We next consider whether there was a material question of fact as to the legitimacy of plaintiff's expectation that she would be discharged only for just cause. In Toussaint, supra at 598-599, our Supreme Court stated that an employer whose statements in an employee policy manual or otherwise tend to create legitimate expectations in the employees' minds that they would be discharged only for just cause may be required, under a theory of implied contract, to fulfill those expectations *201 by discharging only for just cause. The Court reasoned that the creation of such legitimate expectations benefited the employer by securing "an orderly, cooperative and loyal work force," while the employee received "the peace of mind associated with job security and the conviction that he will be treated fairly." Id. at 613. An employee's mere subjective expectancy that he will not be discharged except for cause does not create a legitimate claim to continued employment. Riethmiller v Blue Cross & Blue Shield of Michigan, 151 Mich App 188, 197; 390 NW2d 227 (1986); Schwartz v Michigan Sugar Co, 106 Mich App 471, 478; 308 NW2d 459 (1981), lv den 414 Mich 870 (1982).
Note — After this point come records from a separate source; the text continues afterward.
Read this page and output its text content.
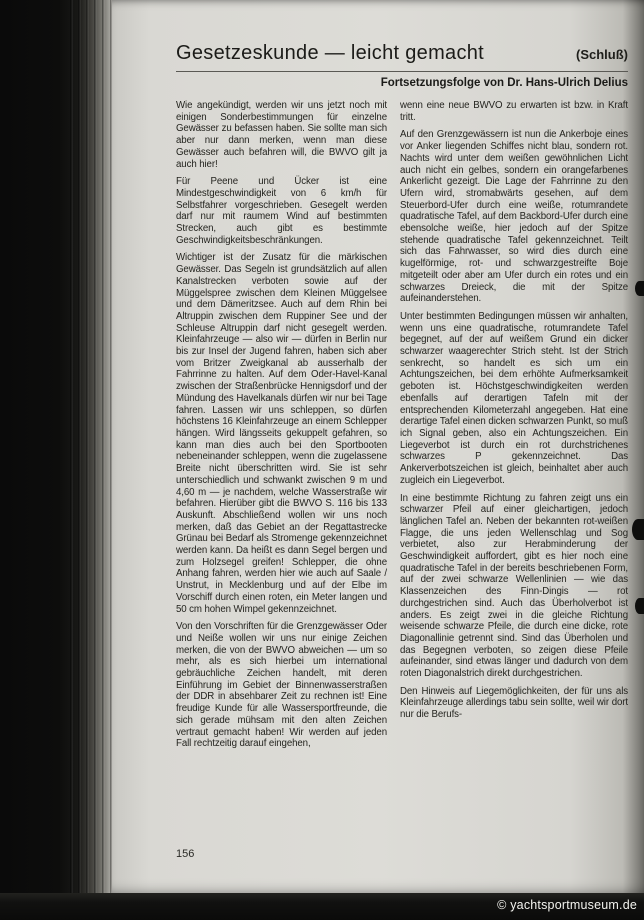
Gesetzeskunde — leicht gemacht	(Schluß)
Fortsetzungsfolge von Dr. Hans-Ulrich Delius

Wie angekündigt, werden wir uns jetzt noch mit einigen Sonderbestimmungen für einzelne Gewässer zu befassen haben. Sie sollte man sich aber nur dann merken, wenn man diese Gewässer auch befahren will, die BWVO gilt ja auch hier!

Für Peene und Ücker ist eine Mindestgeschwindigkeit von 6 km/h für Selbstfahrer vorgeschrieben. Gesegelt werden darf nur mit raumem Wind auf bestimmten Strecken, auch gibt es bestimmte Geschwindigkeitsbeschränkungen.

Wichtiger ist der Zusatz für die märkischen Gewässer. Das Segeln ist grundsätzlich auf allen Kanalstrecken verboten sowie auf der Müggelspree zwischen dem Kleinen Müggelsee und dem Dämeritzsee. Auch auf dem Rhin bei Altruppin zwischen dem Ruppiner See und der Schleuse Altruppin darf nicht gesegelt werden. Kleinfahrzeuge — also wir — dürfen in Berlin nur bis zur Insel der Jugend fahren, haben sich aber vom Britzer Zweigkanal ab ausserhalb der Fahrrinne zu halten. Auf dem Oder-Havel-Kanal zwischen der Straßenbrücke Hennigsdorf und der Mündung des Havelkanals dürfen wir nur bei Tage fahren. Lassen wir uns schleppen, so dürfen höchstens 16 Kleinfahrzeuge an einem Schlepper hängen. Wird längsseits gekuppelt gefahren, so kann man dies auch bei den Sportbooten nebeneinander schleppen, wenn die zugelassene Breite nicht überschritten wird. Sie ist sehr unterschiedlich und schwankt zwischen 9 m und 4,60 m — je nachdem, welche Wasserstraße wir befahren. Hierüber gibt die BWVO S. 116 bis 133 Auskunft. Abschließend wollen wir uns noch merken, daß das Gebiet an der Regattastrecke Grünau bei Bedarf als Stromenge gekennzeichnet werden kann. Da heißt es dann Segel bergen und zum Holzsegel greifen! Schlepper, die ohne Anhang fahren, werden hier wie auch auf Saale / Unstrut, in Mecklenburg und auf der Elbe im Vorschiff durch einen roten, ein Meter langen und 50 cm hohen Wimpel gekennzeichnet.

Von den Vorschriften für die Grenzgewässer Oder und Neiße wollen wir uns nur einige Zeichen merken, die von der BWVO abweichen — um so mehr, als es sich hierbei um international gebräuchliche Zeichen handelt, mit deren Einführung im Gebiet der Binnenwasserstraßen der DDR in absehbarer Zeit zu rechnen ist! Eine freudige Kunde für alle Wassersportfreunde, die sich gerade mühsam mit den alten Zeichen vertraut gemacht haben! Wir werden auf jeden Fall rechtzeitig darauf eingehen,

wenn eine neue BWVO zu erwarten ist bzw. in Kraft tritt.

Auf den Grenzgewässern ist nun die Ankerboje eines vor Anker liegenden Schiffes nicht blau, sondern rot. Nachts wird unter dem weißen gewöhnlichen Licht auch nicht ein gelbes, sondern ein orangefarbenes Ankerlicht gezeigt. Die Lage der Fahrrinne zu den Ufern wird, stromabwärts gesehen, auf dem Steuerbord-Ufer durch eine weiße, rotumrandete quadratische Tafel, auf dem Backbord-Ufer durch eine ebensolche weiße, hier jedoch auf der Spitze stehende quadratische Tafel gekennzeichnet. Teilt sich das Fahrwasser, so wird dies durch eine kugelförmige, rot- und schwarzgestreifte Boje mitgeteilt oder aber am Ufer durch ein rotes und ein schwarzes Dreieck, die mit der Spitze aufeinanderstehen.

Unter bestimmten Bedingungen müssen wir anhalten, wenn uns eine quadratische, rotumrandete Tafel begegnet, auf der auf weißem Grund ein dicker schwarzer waagerechter Strich steht. Ist der Strich senkrecht, so handelt es sich um ein Achtungszeichen, bei dem erhöhte Aufmerksamkeit geboten ist. Höchstgeschwindigkeiten werden ebenfalls auf derartigen Tafeln mit der entsprechenden Kilometerzahl angegeben. Hat eine derartige Tafel einen dicken schwarzen Punkt, so muß ich Signal geben, also ein Achtungszeichen. Ein Liegeverbot ist durch ein rot durchstrichenes schwarzes P gekennzeichnet. Das Ankerverbotszeichen ist gleich, beinhaltet aber auch zugleich ein Liegeverbot.

In eine bestimmte Richtung zu fahren zeigt uns ein schwarzer Pfeil auf einer gleichartigen, jedoch länglichen Tafel an. Neben der bekannten rot-weißen Flagge, die uns jeden Wellenschlag und Sog verbietet, also zur Herabminderung der Geschwindigkeit auffordert, gibt es hier noch eine quadratische Tafel in der bereits beschriebenen Form, auf der zwei schwarze Wellenlinien — wie das Klassenzeichen des Finn-Dingis — rot durchgestrichen sind. Auch das Überholverbot ist anders. Es zeigt zwei in die gleiche Richtung weisende schwarze Pfeile, die durch eine dicke, rote Diagonallinie getrennt sind. Sind das Überholen und das Begegnen verboten, so zeigen diese Pfeile aufeinander, sind etwas länger und dadurch von dem roten Diagonalstrich direkt durchgestrichen.

Den Hinweis auf Liegemöglichkeiten, der für uns als Kleinfahrzeuge allerdings tabu sein sollte, weil wir dort nur die Berufs-

156
© yachtsportmuseum.de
We conclude that the evidence before the trial court created a question of fact on the issue whether plaintiff's expectation that she would be discharged only for just cause was legitimate. The at will termination clause in the application for employment was followed by the cautionary statement that its terms could only be changed by the administrator in writing. That phrase may be interpreted as meaning that a change could not be made orally. Thus, whether the handbook or the work rules constituted a change in the stated at will termination clause "by the administrator in writing" was a question of fact.
Furthermore, the evidence on whether the handbook and the work rules applied to plaintiff was conflicting. Deposition testimony appeared to establish that the handbook applied to plaintiff, a nonunion employee. The handbook did not contain an express statement that an employee could only be discharged for just cause, but did create a procedure under which an employee would receive three warnings before dismissal. The language of the warning provision was unclear as to when it *202 would be utilized. In addition, the warning provision was juxtaposed immediately below a list of acts for which immediate dismissal would result. Under these circumstances, whether the handbook created a "for cause" termination policy was a question of fact to be resolved by the jury. In addition, it is unclear whether the work rules applied to plaintiff. The director of nursing, Mary Hynes, indicated in her deposition that some of the rules were applicable to nonunion members, while the language of the rules suggested that they were applicable only to union members.
The documents and testimony considered by the trial court created a material question of fact, properly resolved by the jury, as to whether plaintiff's subjective expectancy was legitimate. Therefore, the court erred in granting defendant's motion for summary disposition and in dismissing plaintiff's wrongful termination claim.
Reversed.
NOTES
[*] Former Court of Appeals judge, sitting on the Court of Appeals by assignment.